You would think that a catastrophic historic phenomenon wherein the eruption of a volcano caused a drastic shift in global temperatures for an entire year would be at least somewhat well known. But speaking for myself, I only learned about the “Year without a Summer”—in which the record-breaking 1815 eruption of Indonesia’s Mount Tambora caused severe climate change and freezing temperatures throughout 1816, leading to the even more evocative nickname “Eighteen Hundred and Froze to Death”—just over a year ago, while researching this post on the Panic of 1819. But whether we remember it now or not, this global catastrophe had drastic effects throughout the world in 1816, including a number of important ones in the United States (along with the arc that culminated in the aforementioned 1819 panic): from the failure of corn crops throughout New England to the mass migrations to the Midwest that led to statehood for Indiana (in 1816) and Illinois (in 1818) to the eventual founding of the Mormon Church (as Joseph Smith’s family were one of countless residents who left Vermont farms during this year, in their case moving to the community of Palmyra, NY that would be so foundational in his personal and spiritual journey).

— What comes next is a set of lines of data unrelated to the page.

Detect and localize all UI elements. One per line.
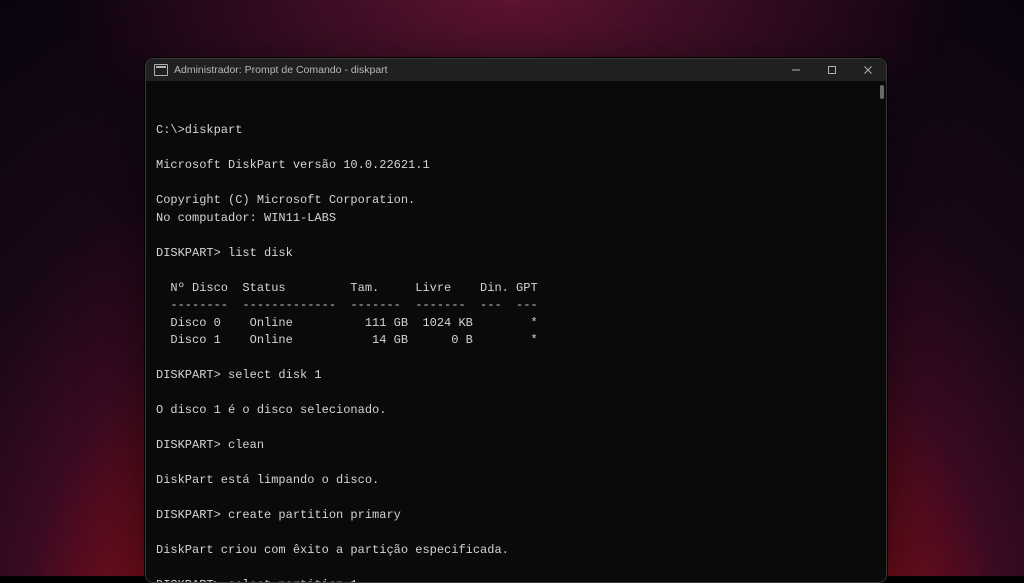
terminal-line: O disco 1 é o disco selecionado. [156,402,876,420]
close-button[interactable] [850,59,886,81]
terminal-line [156,525,876,543]
cmd-icon [154,64,168,76]
terminal-line [156,175,876,193]
terminal-line [156,420,876,438]
terminal-line [156,455,876,473]
cmd-window: Administrador: Prompt de Comando - diskp… [145,58,887,583]
terminal-line [156,350,876,368]
terminal-line: Nº Disco Status Tam. Livre Din. GPT [156,280,876,298]
terminal-line [156,385,876,403]
scrollbar-thumb[interactable] [880,85,884,99]
terminal-line [156,140,876,158]
terminal-line [156,227,876,245]
terminal-line: DiskPart criou com êxito a partição espe… [156,542,876,560]
terminal-line [156,560,876,578]
terminal-line: Copyright (C) Microsoft Corporation. [156,192,876,210]
terminal-line: DISKPART> select disk 1 [156,367,876,385]
terminal-line: Disco 0 Online 111 GB 1024 KB * [156,315,876,333]
terminal-line: No computador: WIN11-LABS [156,210,876,228]
terminal-output[interactable]: C:\>diskpart Microsoft DiskPart versão 10… [146,81,886,582]
titlebar[interactable]: Administrador: Prompt de Comando - diskp… [146,59,886,81]
terminal-line: Disco 1 Online 14 GB 0 B * [156,332,876,350]
minimize-button[interactable] [778,59,814,81]
terminal-line: C:\>diskpart [156,122,876,140]
terminal-line [156,490,876,508]
window-controls [778,59,886,81]
terminal-line: DISKPART> select partition 1 [156,577,876,582]
maximize-button[interactable] [814,59,850,81]
terminal-line: DISKPART> clean [156,437,876,455]
terminal-line: Microsoft DiskPart versão 10.0.22621.1 [156,157,876,175]
terminal-line: DiskPart está limpando o disco. [156,472,876,490]
terminal-line [156,262,876,280]
window-title: Administrador: Prompt de Comando - diskp… [174,64,778,76]
terminal-line: -------- ------------- ------- ------- -… [156,297,876,315]
terminal-line: DISKPART> list disk [156,245,876,263]
terminal-line: DISKPART> create partition primary [156,507,876,525]
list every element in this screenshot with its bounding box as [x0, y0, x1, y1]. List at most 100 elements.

It’s hard to imagine that any other 1816 story could be as significant as that global and catastrophic one, but of course the year featured many other American events, including ones that likewise influenced ongoing histories and trends. A number of them reflected the complicated, evolving Early Republic relationship between the US government and Native American nations. For the first few decades after the Constitution, the federal government dealt with native nations in individual and distinct ways, treating them as the unique communities they were, and 1816 saw an exemplary (if as ever fraught) such moment: the August signing of the Treaty of St. Louis between the US government and the nations within the Three Fires Confederacy (the Chippewa, Ottawa, and Potawatomi). Yet another 1816 treaty foreshadowed the drastic and tragic change in these US-native relationships: on March 22 the federal government signed a treaty with the Cherokee, agreeing to return land that had been illegally seized as part of an 1814 conflict between the US and the Creek nation; but General Andrew Jackson, who had been involved in that 1814 war, refused to honor the treaty, a blatant step toward his eventual, exclusionary presidential policy of Indian Removal.

Jackson would not be elected president until 1828, but 1816 saw its own influential presidential election (as has every American Leap Year since 1788). In that contest, James Monroe, who had been serving as Secretary of State in the administration of his fellow Virginian founder James Madison, received the Democratic-Republican nomination and handily bested the Federalist nominee, New York Senator (and also a Constitution signer) Rufus King. The size of Monroe’s victory was due in part to a splintering and disappearing Federalist Party: King would be the party’s last presidential nominee, and for the next few years the US had only one national political party, leading to the nickname “The Era of Good Feelings.” As I wrote in that hyperlinked post, there were of course tensions and divisions beneath that seeming unity, and many of them would coalesce ahead of Jackson’s 1828 election. Yet for at least a decade, the United States became a one-party system, another striking legacy of this important Leap Year.

Next leap year studying tomorrow,


PS. Thoughts on this year or other leap years that stand out to you?